What is quantum computing?

A quantum computer uses quantum bits, or qubits, to process information in new ways. Qubits, which can be made of atoms or subatomic particles, behave according to the laws of quantum mechanics.

What makes a quantum computer different from a regular computer?

As Nobel laureate Bill Phillips said, quantum computers are as different from today’s digital computers as today’s computers are from an abacus. Existing computers store, process and transmit information by breaking it down into long streams of bits, which are typically electrical or optical pulses representing a zero or one.

Quantum bits, or qubits, can exist as zeros and ones at the same time, or in any position between, a flexibility that gives them the potential to perform many calculations simultaneously. Some physicists compare them to a spinning coin that is simultaneously in a heads and tails state.

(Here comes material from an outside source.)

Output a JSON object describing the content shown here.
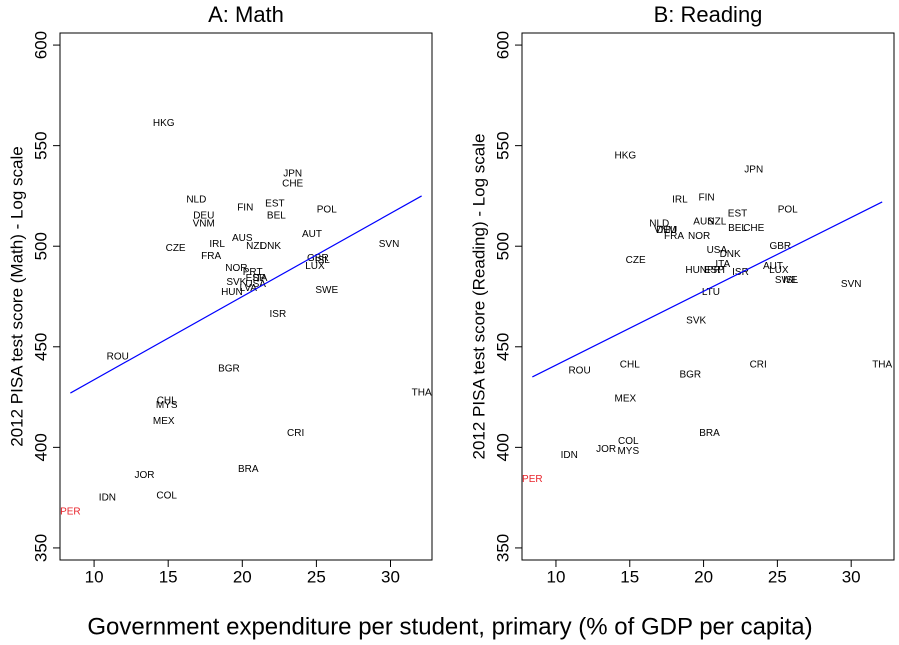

Do quantum computers already exist?

Early prototypes do exist — IBM offers access to its online — but they are not yet more powerful than existing computers. Many companies, including Google, Microsoft, Intel, Rigetti and IonQ, are developing quantum computers. Universities and militaries in many countries are also investing in the research. (IonQ’s investors include AWS, a subsidiary of Amazon, whose founder, Jeff Bezos, owns The Washington Post).

What hurdles do researchers face in developing a quantum computer?

To get a fully functioning computer — a goal still a decade or more away, most scientists agree — researchers must coax a large number of qubits into working together efficiently. That’s difficult because qubits are finicky and have the propensity to stop functioning at the slightest disturbance, such as a minor change in temperature.

What new feats might quantum computers be able to perform?

A fully functioning quantum computer has the potential to be transformative. The exponentially greater calculation power could help identify new chemical compounds to treat intractable diseases, and eliminate traffic snarls by predicting and managing the flow of vehicles.

However, the machines may also be able to crack all existing forms of encryption, which is a major worry for militaries, governments and businesses that handle sensitive data.